IoTとは「Internet of Things」の略称で、あらゆるモノがインターネットによる通信機能を備え、情報端末として機能している状態、あるいはビジョンを表した言葉です。たとえば、家庭内のエアコンなどに通信機能が埋め込まれ、屋外でもスマートフォンによる遠隔操作ができるなどのケースが挙げられます。他にも、電力計がインターネット機能により電力使用量を随時把握し、住宅内の家電製品の使用状況を制御する、といった事例もあります。

そんななか、今にわかに話題になっているのが「保険IoT」です。

IoTの字義に照らすと、保険IoTとは“保険にインターネット機能が備わったもの”、ということになりますが、具体的なイメージは湧きにくいかもしれません。しかし、この「保険IoT」のコンセプトは、長寿化が進む現代人の健康管理に大きな一石を投じるものになりうるかもしれないのです。

今回は、新たに登場した「保険IoT」のサービスと、今後の展望について解説します。

医療保険と医療補助アプリ「MySOS」の連携

生命保険や火災保険、地震保険など、保険にはさまざまな種類があります。特に医療技術の進化によって、日々変化しているのが医療保険です。医療保険は「健康状態」や病にかかった際の「治療の種類」に対して保険金が支払われるため、医療技術のトレンドが変われば医療保険も対応する必要があります。そして、この医療と医療保険とをITでつなごうという試みが、「保険IoT」のコンセプトの一つなのです。

2016年7月、東京に本社を置く株式会社フィナンシャル・エージェンシーは、健康管理に係るアプリなどを運営している株式会社アルムとの業務提携を発表しました。フィナンシャル・エージェンシーは、IT技術を駆使することで保険市場の流通性を高める事業を展開している企業です。また、提携先のアルムが提供しているアプリ「MySOS」は、自身の健康記録(健康診断結果等)を保存・管理できるとともに、近隣におけるAED設置場所の確認などが行える医療補助アプリです。

フィナンシャル・エージェンシーは、MySOS会員向けに無料の保険を提供することで、マーケットを拡大するとともに、顧客の健康情報等の蓄積を図っています。

保険IoTの現状と展望

フィナンシャル・エージェンシーとアルムによる保険IoTの提供は始まったばかりですが、早くも利用者にとって有益なメリットがもたらされています。MySOS会員に提供される無料保険は有期保険ですが、この期間の満了頃にフィナンシャル・エージェンシーの選任する保険プランナーにより、無料の保険コンサルティングが受けられるのです。

また、MySOS会員はフィナンシャル・エージェンシーの提供する保険フォローサービス「よつば」を無料で利用できます。「よつば」は、保険金請求時に専任スタッフが訪問してくれるなど、保険金の受給漏れを削減するためのサービスです。

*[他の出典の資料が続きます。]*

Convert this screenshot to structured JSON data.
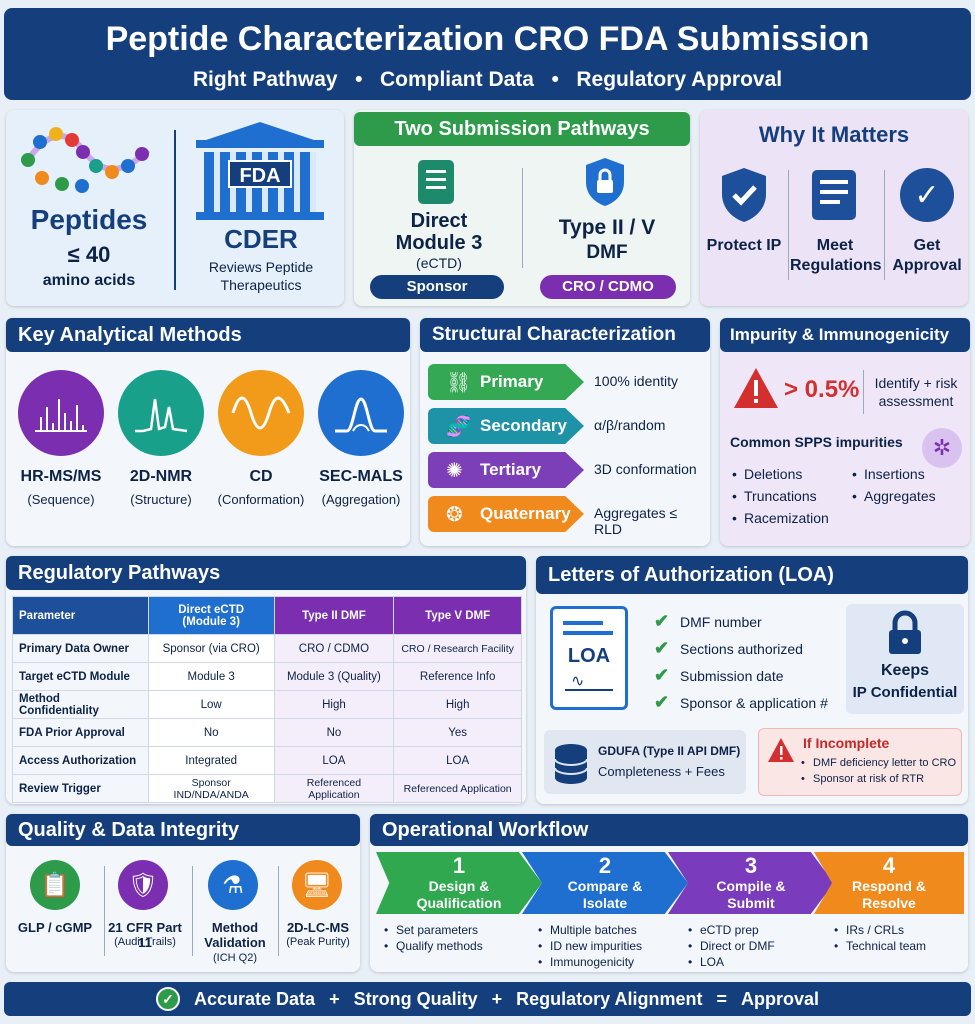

上に挙げたサービス例は、「保険IoT」のほんの先駆けにすぎません。今後の展望としては、膨大な顧客情報と顧客の健康管理状態を蓄積したビッグデータを「リアルタイム」で保険とつなげるサービスが見込まれるでしょう。たとえば医療機関とアプリが連携することで、患者が治療を受けると即時に保険会社へ情報が配信され、保険金が直ちに支払われるといったことが考えられます。また、時代とともに移り行く病のトレンドや患者の分布情報(男性・女性、年齢の違いなどで、どのような病気にかかりやすいか)を随時活用し、より細かくカスタマイズされた医療保険をアプリ上で案内するなどが可能となるかもしれません。

医療保険は医療の変化へ対応する必要があるため、廃れやすいという性質をもっています。そこでITを利用することで最新の技術に対応した保険を開発し、個人に対して各々のニーズに合う商品を提供するサービスを手掛けることが、今後の「保険IoT」に求められることとなるでしょう。